Speaking to a very select group of media persons, Kathleen Stephens, the US Charge d’ Affairs in India, spoke about her country’s immense desire to work with the new government in India.
Stephens assumed charge as the acting ambassador of the US in India this June. This also means that she will be holding charge of the India office till a new ambassador is appointed. This may get decided after prime minister Narendra Modi's visit to the US.
Stephens remarked how Modi had reiterated his desire to promote the “Made in India” brand during his Independence Day address. “He repeated the phrase six times. We understand his interest in seeing India as an attractive destination for investment, technology and skill development. His message was clear that India is open for business,” she said, and added that the US would be glad to deepen its ties with India to help it achieve these goals.
She also said that she was aware of the dismay and concern with which the Indian IT sector had begun to view the new Immigration Reform Bill that was passed by the Senate, but the bill had yet to go to the House and could undergo reform during the process.
“The US will continue to welcome Indian talent, especially in Silicon Valley...” she added.
Stephens spoke of how the US wants to address the concerns of its nuclear facility manufacturers, like Westinghouse, about the civil liability laws that are applicable to nuclear equipment suppliers. She said this remains a concern, and will probably be one of the issues that will be discussed during Modi's visit next month.
When asked if the US was comfortable with Japan’s desire to become a major arms supplier especially to India, Stephens said she was aware Japan wanted some adjustment in its pact with the UN (after the Second World War) of not becoming a producer of defence equipment. “This is a choice for Japan to make. It is a mature player, and it wishes to have a larger role for itself in this area,” she said, adding that her country had to rebalance its focus in Asia as it has major interests in this region. It has provided security to this region for a long time and has ensured that sea lanes are kept open.

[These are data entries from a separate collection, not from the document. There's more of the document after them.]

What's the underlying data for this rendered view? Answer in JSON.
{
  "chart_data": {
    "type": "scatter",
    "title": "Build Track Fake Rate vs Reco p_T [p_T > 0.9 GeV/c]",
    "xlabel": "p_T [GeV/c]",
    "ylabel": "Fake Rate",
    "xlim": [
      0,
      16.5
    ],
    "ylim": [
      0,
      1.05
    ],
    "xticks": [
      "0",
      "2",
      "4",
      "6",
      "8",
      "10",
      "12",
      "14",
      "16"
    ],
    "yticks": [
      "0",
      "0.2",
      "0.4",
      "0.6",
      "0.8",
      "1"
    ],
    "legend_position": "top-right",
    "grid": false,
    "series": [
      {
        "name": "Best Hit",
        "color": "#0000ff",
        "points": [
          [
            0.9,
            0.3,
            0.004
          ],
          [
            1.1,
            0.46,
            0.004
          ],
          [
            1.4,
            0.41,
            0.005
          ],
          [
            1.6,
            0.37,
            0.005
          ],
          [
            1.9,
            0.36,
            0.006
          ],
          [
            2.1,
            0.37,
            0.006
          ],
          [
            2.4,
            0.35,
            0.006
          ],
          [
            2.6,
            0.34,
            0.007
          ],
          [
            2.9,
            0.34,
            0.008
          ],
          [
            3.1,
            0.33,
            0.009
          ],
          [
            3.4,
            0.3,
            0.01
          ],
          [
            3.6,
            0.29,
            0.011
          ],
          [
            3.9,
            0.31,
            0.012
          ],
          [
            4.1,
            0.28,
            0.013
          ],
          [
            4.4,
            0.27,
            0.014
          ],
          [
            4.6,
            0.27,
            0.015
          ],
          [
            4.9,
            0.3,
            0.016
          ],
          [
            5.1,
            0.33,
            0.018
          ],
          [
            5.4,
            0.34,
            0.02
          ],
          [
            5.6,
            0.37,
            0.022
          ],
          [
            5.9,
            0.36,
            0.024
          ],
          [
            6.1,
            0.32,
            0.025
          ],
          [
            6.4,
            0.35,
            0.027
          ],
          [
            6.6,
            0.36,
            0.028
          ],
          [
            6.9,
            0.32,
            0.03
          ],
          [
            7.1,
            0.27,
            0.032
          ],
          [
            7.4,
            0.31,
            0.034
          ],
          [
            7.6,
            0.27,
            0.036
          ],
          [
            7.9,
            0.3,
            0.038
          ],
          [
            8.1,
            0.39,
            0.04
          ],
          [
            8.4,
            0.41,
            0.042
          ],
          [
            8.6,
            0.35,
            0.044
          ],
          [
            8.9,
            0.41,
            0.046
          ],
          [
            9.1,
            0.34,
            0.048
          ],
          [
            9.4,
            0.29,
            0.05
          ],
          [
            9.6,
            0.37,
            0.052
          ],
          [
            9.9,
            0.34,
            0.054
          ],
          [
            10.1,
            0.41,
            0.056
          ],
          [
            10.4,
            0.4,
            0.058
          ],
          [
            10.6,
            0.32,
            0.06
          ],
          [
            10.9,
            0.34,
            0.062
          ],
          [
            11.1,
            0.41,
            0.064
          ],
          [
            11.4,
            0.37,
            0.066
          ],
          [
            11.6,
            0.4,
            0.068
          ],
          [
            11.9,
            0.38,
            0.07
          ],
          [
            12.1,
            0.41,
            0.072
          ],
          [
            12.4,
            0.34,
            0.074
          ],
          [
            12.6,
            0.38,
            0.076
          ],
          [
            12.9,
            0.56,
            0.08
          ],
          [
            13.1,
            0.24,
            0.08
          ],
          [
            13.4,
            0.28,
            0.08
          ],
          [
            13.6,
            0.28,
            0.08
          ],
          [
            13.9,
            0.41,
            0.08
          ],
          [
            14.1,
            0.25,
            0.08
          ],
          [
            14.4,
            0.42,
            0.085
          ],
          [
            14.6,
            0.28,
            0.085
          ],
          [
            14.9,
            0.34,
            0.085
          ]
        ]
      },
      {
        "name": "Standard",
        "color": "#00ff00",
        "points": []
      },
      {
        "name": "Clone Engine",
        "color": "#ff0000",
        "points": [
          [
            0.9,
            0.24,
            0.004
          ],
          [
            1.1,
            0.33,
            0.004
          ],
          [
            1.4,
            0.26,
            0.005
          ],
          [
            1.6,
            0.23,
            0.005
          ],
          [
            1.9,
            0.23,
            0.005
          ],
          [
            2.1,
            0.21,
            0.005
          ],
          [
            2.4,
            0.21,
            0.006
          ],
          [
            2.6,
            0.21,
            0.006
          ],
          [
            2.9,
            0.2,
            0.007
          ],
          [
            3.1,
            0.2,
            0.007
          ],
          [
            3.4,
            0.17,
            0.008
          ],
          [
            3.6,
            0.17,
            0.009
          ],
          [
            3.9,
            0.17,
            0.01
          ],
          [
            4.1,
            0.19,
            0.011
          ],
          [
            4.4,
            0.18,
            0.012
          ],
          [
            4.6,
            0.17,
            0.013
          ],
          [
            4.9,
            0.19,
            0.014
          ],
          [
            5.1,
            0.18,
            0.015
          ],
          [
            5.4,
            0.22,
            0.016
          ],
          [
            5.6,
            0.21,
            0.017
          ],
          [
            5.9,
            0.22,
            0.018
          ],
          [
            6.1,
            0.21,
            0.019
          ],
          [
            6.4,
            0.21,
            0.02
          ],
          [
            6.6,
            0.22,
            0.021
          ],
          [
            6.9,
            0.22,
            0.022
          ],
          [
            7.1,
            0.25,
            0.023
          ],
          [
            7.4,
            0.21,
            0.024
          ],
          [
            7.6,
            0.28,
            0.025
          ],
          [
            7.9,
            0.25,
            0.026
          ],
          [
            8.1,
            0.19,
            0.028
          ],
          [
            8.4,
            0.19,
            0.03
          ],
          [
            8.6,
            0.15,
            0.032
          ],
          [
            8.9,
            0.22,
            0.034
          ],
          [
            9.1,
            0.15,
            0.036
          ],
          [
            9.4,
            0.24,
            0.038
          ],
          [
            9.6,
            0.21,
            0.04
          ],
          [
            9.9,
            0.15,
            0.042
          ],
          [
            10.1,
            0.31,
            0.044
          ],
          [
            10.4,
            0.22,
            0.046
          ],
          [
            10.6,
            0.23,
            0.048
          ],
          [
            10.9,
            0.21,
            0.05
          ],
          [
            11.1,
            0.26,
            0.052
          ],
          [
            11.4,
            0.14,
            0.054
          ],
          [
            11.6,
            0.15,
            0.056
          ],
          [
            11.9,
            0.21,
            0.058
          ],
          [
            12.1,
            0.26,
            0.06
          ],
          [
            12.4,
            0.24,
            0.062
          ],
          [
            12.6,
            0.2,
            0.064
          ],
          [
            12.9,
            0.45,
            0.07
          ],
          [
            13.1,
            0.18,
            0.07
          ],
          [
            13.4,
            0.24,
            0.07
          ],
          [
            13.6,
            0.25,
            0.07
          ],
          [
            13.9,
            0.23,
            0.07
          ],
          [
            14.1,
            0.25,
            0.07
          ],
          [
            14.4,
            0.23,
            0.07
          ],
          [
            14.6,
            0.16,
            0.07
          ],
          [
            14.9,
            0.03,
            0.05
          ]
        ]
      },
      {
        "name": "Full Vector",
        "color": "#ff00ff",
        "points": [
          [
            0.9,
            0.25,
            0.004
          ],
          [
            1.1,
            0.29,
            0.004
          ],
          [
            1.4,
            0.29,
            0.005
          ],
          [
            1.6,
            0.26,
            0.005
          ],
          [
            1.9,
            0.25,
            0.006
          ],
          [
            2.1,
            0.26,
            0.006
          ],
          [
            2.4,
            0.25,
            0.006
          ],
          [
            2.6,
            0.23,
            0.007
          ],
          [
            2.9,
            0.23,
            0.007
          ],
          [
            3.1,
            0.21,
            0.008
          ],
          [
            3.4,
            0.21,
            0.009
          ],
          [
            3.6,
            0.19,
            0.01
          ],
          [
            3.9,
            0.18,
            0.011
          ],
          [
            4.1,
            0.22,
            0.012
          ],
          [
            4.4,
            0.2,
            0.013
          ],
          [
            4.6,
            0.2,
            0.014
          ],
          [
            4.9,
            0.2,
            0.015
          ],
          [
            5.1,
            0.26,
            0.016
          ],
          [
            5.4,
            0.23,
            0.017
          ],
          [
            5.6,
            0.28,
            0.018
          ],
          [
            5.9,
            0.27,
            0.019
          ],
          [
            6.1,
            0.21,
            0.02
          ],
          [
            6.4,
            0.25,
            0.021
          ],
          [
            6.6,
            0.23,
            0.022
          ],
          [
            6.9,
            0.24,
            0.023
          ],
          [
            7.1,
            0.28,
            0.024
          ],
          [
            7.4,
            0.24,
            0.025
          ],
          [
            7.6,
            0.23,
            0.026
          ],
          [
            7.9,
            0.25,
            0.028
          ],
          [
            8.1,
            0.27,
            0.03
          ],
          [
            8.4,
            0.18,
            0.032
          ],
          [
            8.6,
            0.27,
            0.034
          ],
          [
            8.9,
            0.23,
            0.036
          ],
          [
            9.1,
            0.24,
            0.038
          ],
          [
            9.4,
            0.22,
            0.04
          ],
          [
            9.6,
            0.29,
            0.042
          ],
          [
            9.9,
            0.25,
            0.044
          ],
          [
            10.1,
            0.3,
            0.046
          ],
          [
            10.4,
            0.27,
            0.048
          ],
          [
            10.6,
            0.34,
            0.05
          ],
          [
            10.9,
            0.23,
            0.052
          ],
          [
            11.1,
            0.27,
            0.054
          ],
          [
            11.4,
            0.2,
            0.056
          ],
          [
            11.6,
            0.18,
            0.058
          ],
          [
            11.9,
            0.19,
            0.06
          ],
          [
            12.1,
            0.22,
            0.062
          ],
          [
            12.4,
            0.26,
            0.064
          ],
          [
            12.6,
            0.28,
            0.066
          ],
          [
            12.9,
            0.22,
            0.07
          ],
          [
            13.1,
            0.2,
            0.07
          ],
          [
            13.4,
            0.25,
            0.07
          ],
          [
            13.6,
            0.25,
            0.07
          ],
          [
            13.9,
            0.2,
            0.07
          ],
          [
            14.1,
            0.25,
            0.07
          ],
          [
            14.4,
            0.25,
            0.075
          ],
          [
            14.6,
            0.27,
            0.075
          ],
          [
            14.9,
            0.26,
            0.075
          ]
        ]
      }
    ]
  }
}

“We want to stay engaged in Asia. We have a strategic interest in this region... more so because the centre of gravity has shifted to the Pacific,” Stephens said.
“The US is committed to lifting millions of people out of poverty. India too has the same very important stakes and security interests in this area.”
Commenting on development in Ukraine, she reiterated that she did not think this would lead to a renewed cold war. “The US is not very happy with the action Russia has taken in Ukraine. But we will engage other countries and try to find the best way to resolve the issues there.”